Abu Dhabi's key non-oil sectors of tourism and retail are set to remain subdued next year compared to neighbouring city Dubai, according to a new report by Jones Lang LaSalle.
In its latest report on the UAE real estate market, the consultancy said that while long term prospects for Abu Dhabi's hotels market was bright, increasing supply would keep a cap on rates in the near term.
It also said that the UAE capital's retail market needed to develop to match the "high level of retail spending available".
Jones Lang LaSalle's report said, by contrast, prospects were much better for neighbour Dubai in both tourism and retail in 2013.
It said Abu Dhabi's hotels market was "still absorbing a large number of new hotels" and occupancy levels resulting in room rate declines this year.
"The long term prospects for the market remain strong, with the continued expansion of Etihad and the airport, and major investment in new leisure attractions.

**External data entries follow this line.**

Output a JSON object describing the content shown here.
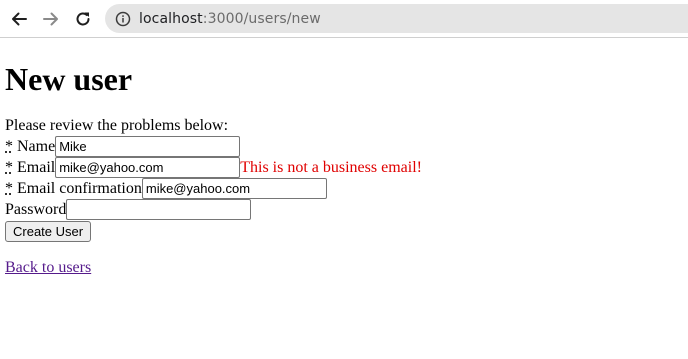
{
  "browser": {
    "url_host": "localhost",
    "url_rest": ":3000/users/new",
    "icons": {
      "back": "arrow-left-icon",
      "forward": "arrow-right-icon",
      "reload": "reload-icon",
      "site_info": "info-icon"
    }
  },
  "page": {
    "title": "New user",
    "error_header": "Please review the problems below:",
    "required_marker": "*",
    "fields": {
      "name": {
        "label": "Name",
        "value": "Mike"
      },
      "email": {
        "label": "Email",
        "value": "mike@yahoo.com",
        "error": "This is not a business email!"
      },
      "email_confirmation": {
        "label": "Email confirmation",
        "value": "mike@yahoo.com"
      },
      "password": {
        "label": "Password",
        "value": ""
      }
    },
    "submit_label": "Create User",
    "back_link": "Back to users"
  },
  "colors": {
    "error": "#e00000",
    "link_visited": "#551a8b",
    "address_bar": "#e5e5e5"
  }
}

These projects will however take time to generate additional demand and the hotel sector is likely to remain subdued in 2013," it added.

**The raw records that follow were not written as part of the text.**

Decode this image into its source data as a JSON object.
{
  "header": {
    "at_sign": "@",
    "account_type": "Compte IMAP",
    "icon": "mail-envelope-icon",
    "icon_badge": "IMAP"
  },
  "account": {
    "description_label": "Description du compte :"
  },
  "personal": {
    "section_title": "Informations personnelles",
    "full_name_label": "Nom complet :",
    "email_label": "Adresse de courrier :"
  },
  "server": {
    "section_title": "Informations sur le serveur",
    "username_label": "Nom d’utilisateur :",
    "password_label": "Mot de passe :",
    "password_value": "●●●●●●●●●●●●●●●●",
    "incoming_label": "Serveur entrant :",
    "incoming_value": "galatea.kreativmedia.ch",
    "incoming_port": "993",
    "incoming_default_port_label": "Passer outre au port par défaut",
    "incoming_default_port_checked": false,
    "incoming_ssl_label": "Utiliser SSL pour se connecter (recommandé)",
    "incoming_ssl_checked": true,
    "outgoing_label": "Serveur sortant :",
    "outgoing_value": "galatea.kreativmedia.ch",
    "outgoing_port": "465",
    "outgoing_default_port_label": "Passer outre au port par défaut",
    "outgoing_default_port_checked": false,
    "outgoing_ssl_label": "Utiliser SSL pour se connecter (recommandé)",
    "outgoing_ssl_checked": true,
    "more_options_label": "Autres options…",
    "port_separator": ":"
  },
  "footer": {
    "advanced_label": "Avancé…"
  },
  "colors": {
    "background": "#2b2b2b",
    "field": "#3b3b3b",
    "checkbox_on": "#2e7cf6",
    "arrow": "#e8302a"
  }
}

By contrast, JLL said Dubai occupancy and room rates were at their highest since 2008 this year, supported by strong underlying demand.
"The high level of retail spending available in Abu Dhabi is not currently matched by the quality of its retail offering and there remains a net loss of spending to Dubai," the report said.

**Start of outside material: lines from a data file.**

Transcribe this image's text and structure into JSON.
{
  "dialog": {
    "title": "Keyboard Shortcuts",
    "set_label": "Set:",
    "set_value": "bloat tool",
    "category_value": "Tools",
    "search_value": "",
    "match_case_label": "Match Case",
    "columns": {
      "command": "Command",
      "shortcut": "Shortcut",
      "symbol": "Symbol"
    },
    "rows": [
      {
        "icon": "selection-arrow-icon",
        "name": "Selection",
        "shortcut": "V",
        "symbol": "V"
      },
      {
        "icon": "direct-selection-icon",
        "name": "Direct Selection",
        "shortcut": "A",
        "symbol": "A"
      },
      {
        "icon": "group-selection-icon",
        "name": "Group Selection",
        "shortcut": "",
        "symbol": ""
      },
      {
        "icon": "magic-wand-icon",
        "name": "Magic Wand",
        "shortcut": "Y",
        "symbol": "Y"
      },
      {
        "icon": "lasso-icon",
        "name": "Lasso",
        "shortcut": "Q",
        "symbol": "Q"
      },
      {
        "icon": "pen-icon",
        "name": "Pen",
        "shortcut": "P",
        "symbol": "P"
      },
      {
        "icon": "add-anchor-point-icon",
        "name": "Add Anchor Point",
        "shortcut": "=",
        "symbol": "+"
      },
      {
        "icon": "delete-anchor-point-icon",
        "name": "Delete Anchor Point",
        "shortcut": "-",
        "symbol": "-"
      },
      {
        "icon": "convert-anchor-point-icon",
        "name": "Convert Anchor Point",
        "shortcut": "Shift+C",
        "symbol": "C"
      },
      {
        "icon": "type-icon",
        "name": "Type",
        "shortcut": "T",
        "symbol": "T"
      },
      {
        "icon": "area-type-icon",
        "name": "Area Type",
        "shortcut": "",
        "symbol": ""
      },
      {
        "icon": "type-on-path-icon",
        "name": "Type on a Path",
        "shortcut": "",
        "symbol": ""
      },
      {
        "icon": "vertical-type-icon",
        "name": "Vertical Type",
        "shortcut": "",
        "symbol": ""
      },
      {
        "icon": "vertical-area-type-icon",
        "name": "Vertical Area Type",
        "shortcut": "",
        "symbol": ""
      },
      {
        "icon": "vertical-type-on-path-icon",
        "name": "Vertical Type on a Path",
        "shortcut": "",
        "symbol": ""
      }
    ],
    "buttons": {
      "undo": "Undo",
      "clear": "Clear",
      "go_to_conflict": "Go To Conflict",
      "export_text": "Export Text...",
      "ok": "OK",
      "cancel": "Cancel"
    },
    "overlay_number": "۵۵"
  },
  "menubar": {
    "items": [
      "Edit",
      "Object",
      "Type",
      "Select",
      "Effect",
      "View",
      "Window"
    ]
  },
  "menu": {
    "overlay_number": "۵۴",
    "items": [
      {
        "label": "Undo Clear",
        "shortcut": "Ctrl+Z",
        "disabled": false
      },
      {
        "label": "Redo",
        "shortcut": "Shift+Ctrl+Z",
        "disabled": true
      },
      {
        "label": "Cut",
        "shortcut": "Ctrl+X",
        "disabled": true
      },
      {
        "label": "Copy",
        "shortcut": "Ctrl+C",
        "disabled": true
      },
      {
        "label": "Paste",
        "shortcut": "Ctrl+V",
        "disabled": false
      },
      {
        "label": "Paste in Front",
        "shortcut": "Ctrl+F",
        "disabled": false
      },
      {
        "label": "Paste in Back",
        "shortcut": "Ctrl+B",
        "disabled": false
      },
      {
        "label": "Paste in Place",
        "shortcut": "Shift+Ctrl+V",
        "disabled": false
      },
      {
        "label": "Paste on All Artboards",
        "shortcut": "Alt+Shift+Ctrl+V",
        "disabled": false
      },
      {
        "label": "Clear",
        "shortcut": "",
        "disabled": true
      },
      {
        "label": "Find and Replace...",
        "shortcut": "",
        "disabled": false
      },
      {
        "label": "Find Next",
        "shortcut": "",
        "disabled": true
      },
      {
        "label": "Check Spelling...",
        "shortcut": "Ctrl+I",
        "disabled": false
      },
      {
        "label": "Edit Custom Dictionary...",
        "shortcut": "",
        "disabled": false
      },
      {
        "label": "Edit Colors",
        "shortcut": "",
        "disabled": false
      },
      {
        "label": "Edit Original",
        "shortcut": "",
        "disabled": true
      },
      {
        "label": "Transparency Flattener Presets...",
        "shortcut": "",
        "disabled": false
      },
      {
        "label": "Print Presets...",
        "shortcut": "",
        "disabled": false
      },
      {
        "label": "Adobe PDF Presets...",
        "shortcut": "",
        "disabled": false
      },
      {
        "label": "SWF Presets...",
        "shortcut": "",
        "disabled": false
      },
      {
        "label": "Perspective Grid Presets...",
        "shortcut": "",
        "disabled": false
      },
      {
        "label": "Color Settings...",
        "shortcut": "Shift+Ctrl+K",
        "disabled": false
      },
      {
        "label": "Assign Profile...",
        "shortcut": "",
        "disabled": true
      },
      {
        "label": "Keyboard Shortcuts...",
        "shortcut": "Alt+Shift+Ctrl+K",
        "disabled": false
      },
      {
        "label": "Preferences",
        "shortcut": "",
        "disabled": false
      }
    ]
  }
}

Abu Dhabi's retail offering is set to improve with the completion of a number of high quality retail projects during 2013, including the Galleria on Al Maryah Island and Deerfields Town Square.
In the longer term, the major addition to retail supply in Abu Dhabi is the Yas Mall, scheduled to complete in 2014.
In Dubai, JLL said the growth in tourists in 2012 had benefited the retail market, adding that major retail malls of Dubai Mall and Mall of the Emirates would continue to dominate the market.
Commenting on 2012, Alan Robertson, CEO of Jones Lang LaSalle MENA, said: "In 2012 the UAE real estate market has been a tale of two very different cities. We have seen cautious optimism returning to the Dubai market."
He added: "Abu Dhabi lags further behind in its recovery. The Government remains committed to a broad range of capital projects and infrastructure developments, but demand remains weak pending the return of major government capital spending whilst supply continues to drive the emirate's vacancy levels."